Dans ce dernier volet de notre série consacrée aux initiatives dites «phytos» du 13 juin, nous avons voulu savoir où en est la recherche en matière de développement d’alternatives à ces traitements.

La science ne cesse d’innover pour réduire l’usage des pesticides

Si la question des pesticides de synthèse est aujourd’hui au cœur des débats, elle occupe la recherche agronomique depuis plusieurs décennies déjà. En Suisse, les deux principaux centres de compétences en la matière sont le FiBL (Institut de recherche de l’agriculture biologique) et Agroscope, organisme de la Confédération. «Nos premiers travaux sur l’impact des pesticides de synthèse et la recherche de solutions pour en diminuer l’usage datent des années 1970. Cette thématique occupe actuellement un tiers des 120 projets que nous menons», explique Alain Gaume, responsable du domaine stratégique de recherche «Protection des végétaux» à Agroscope. Deux axes principaux de travail se dégagent: la compréhension des maladies et des nouveaux pathogènes ainsi que le développement d’innovations permettant de réduire l’utilisation des pesticides et leur impact sur l’environnement.
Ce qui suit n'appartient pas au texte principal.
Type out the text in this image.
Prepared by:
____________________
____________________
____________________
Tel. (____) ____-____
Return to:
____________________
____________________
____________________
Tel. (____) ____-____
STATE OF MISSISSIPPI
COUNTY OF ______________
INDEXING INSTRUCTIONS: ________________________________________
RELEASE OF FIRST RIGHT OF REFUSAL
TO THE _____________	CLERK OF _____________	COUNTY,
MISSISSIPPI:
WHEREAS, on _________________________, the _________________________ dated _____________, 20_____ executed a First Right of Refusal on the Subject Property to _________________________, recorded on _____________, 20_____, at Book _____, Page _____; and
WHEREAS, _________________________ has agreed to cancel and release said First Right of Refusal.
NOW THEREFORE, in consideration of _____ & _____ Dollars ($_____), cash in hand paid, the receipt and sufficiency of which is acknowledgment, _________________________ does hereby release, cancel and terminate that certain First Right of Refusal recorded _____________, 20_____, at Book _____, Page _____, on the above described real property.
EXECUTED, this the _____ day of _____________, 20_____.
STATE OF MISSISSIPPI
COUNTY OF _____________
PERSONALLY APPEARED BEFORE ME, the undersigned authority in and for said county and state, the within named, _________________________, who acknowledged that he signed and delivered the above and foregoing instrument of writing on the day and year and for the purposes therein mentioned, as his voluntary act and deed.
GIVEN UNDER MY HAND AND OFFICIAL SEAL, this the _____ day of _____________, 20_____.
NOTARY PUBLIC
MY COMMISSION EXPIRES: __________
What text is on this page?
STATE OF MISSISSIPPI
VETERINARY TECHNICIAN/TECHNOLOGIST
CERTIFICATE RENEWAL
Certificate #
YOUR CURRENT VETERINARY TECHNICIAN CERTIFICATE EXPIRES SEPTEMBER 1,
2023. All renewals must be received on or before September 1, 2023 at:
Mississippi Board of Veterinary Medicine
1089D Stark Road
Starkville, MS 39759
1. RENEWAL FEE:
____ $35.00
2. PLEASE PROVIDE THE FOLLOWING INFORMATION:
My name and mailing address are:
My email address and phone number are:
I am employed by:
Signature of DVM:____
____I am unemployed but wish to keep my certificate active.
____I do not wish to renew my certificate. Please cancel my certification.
Alain Gaume rappelle toutefois que toutes les cultures ne sont pas égales face aux pathogènes. «Les plus sensibles sont les cultures spéciales – viticulture, arboriculture et maraîchage –, fortement mises sous pression par les ravageurs et les maladies. Du côté des grandes cultures, celles qui sont sarclées, comme la pomme de terre, la betterave ou le colza, sont aussi particulièrement problématiques, car les entrelignes présents sur les parcelles constituent par exemple un environnement propice à l’installation de mauvaises herbes.» Les avancées de la recherche permettent toutefois d’entrevoir des solutions pour tenter de pallier certains de ces problèmes en limitant l’impact des traitements sur l’environnement.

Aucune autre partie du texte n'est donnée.